Quest’anno il GRUPPO TEATRALE ‘Coreghe Drio’ è stato impegnato in un percorso in tre fasi nella preparazione di uno spettacolo speciale che avverrà a ottobre-novembre 2014, in occasione del centenario della Grande Guerra (si veda in allegato il progetto nei dettagli) e ancora saranno impegnati fino a fine Giugno nella stesura del copione.

In aggiunta a questo, il gruppo si è visto coinvolto il 10 Maggio 2014 nel Convegno TEATRO E SCUOLA, organizzato dalla Bottega dell’Arte. La regista del gruppo, Daiana Lucian, è stata chiamata a fare da moderatrice e relatrice ed ha portato con sé il gruppo (parte per lei essenziale), affinché la parte vera e viva di chi sarebbe stato oggetto di studio potesse relazionare e testimoniare in prima persona sull’importanza del teatro a scuola.

Il gruppo si è preparato a relazionare in base a quel che il gruppo stesso sentiva esigenza di comunicare, invitiamo a prendere visione dell’ Abstract, che potete trovare insieme agli abstracts e le biografie di tutti i relatori sul sito della Bottega dell’Arte, sul programma ufficiale (www.labottegadellarte.eu).

Buona e interessante la partenza con l’intensa lettera del dirigente, che è stata ripresa da Staccioli per il suo inizio e da tutti gli altri relatori (si veda allegato).

Il convegno ha avuto successo data la presenza di nomi importanti, la fede e il linguaggio condivisi, la convivialità, la professionalità e la messa in gioco di tutti. Bravissima Emma Alborghetti e la Bottega dell’Arte, che come ogni anno riescono ad organizzare un evento di tale spessore, dove affluiscono persone da tutt’Italia che se ne vanno dimostrando riconoscenza e soddisfazione.

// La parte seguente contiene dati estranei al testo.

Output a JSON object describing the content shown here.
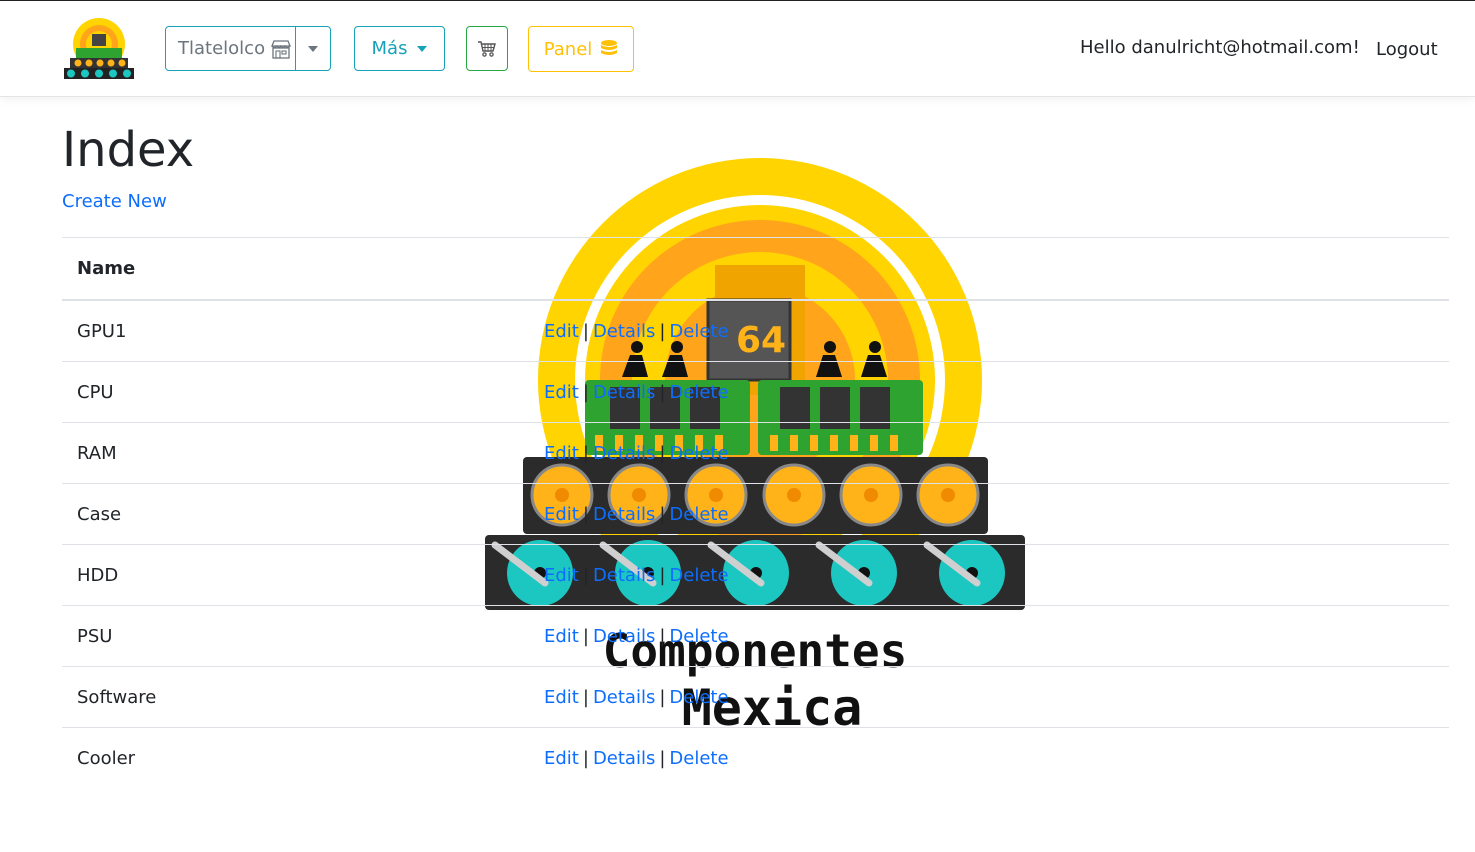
{
  "header": {
    "store_label": "Tlatelolco",
    "mas_label": "Más",
    "panel_label": "Panel",
    "hello_text": "Hello danulricht@hotmail.com!",
    "logout_label": "Logout"
  },
  "main": {
    "title": "Index",
    "create_label": "Create New",
    "column_name": "Name",
    "action_edit": "Edit",
    "action_details": "Details",
    "action_delete": "Delete",
    "separator": "|",
    "rows": [
      {
        "name": "GPU1"
      },
      {
        "name": "CPU"
      },
      {
        "name": "RAM"
      },
      {
        "name": "Case"
      },
      {
        "name": "HDD"
      },
      {
        "name": "PSU"
      },
      {
        "name": "Software"
      },
      {
        "name": "Cooler"
      }
    ]
  },
  "logo": {
    "chip_text": "64",
    "line1": "Componentes",
    "line2": "Mexica"
  },
  "colors": {
    "info": "#17a2b8",
    "success": "#28a745",
    "warning": "#ffc107",
    "link": "#0d6efd"
  }
}
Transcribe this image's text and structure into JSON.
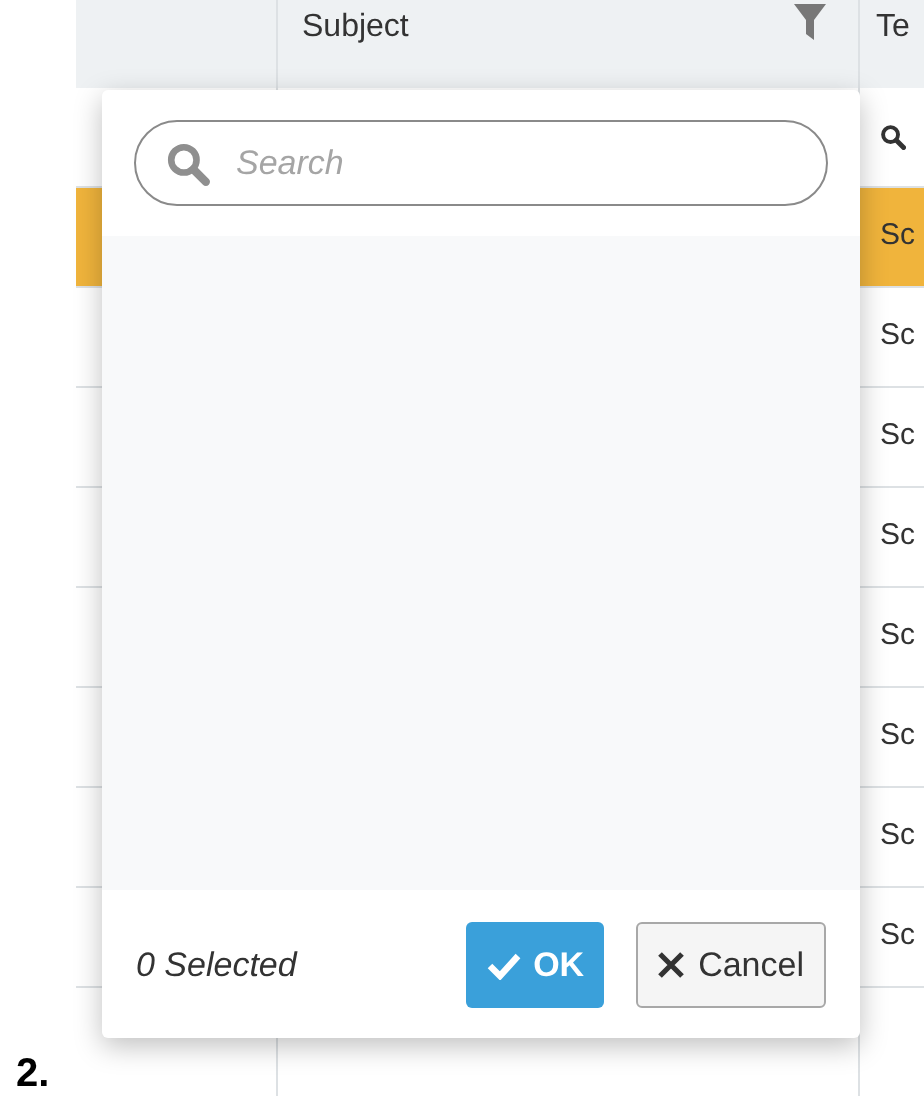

Si è avuto un dialogo interessante sui vari approcci e aspetti della dimensione teatrale attraverso l’entusiasmo, la professionalità, la passione e la profondità nelle parole degli esperti, in ordine di intervento: Gianfranco Staccioli, Roberto Frabetti, Micaela Casalboni, Mafra Gagliardi e Roberta Scalone (in allegato un articolo scritto da Alessandra Piva, in seguito all’esperienza). Essi non hanno dato solo uno sguardo profondo sull’arte di fare teatro, ma hanno anche sottolineato l’importanza di fare del ‘buon teatro’, proponendo indicazioni.

Tutti gli esperti hanno atteso comunque con curiosità ed emozione, l’intervento e la partecipazione speciale dei ragazzi del gruppo teatrale che insieme a loro hanno relazionato sul palco. La loro partecipazione e preparazione è stata apprezzata da tutti gli esperti, suscitando dopo l’intervento ammirazione e nuovi spunti di riflessione nel backstage. Non è per nulla facile parlare e relazionare su un palco di nomi nazionali e internazionali come questo, ma i ragazzi ci sono riusciti egregiamente (si vedano programma, video e foto del Convegno sul sito della Bottega dell’Arte).

Sono nati contatti tra i vari esperti e le responsabili di Teatro Luisa Marini e Daiana Lucian e con il gruppo teatrale dell’Istituto Superiore, invitato sia dal Teatro dell’Argine di Bologna sia da Roberto Frabetti a partecipare a progetti allargati. Non vediamo l’ora di partecipare!

Il rimando da parte degli attori dell’Istituto è stato incredibile: hanno partecipato a tutto il convegno, colto i vari aspetti e l’importanza di una giornata così, preso appunti, rielaborato concetti, richiesto spiegazioni approfondite alla responsabile Daiana Lucian, si sono sentiti compresi e più che valorizzati e hanno ricevuto complimenti autentici e non buonisti. Una buona dose di fiducia per procedere con l’impegnativo lavoro. La più giovane del gruppo ha riportato: “Incredibile esperienza, ho capito tutto e tutti, anche se il linguaggio a volte era più tecnico, mi sentivo così emozionata e credo che mi rimarrà un vivo ricordo per tutta la mia vita…spettacolare”.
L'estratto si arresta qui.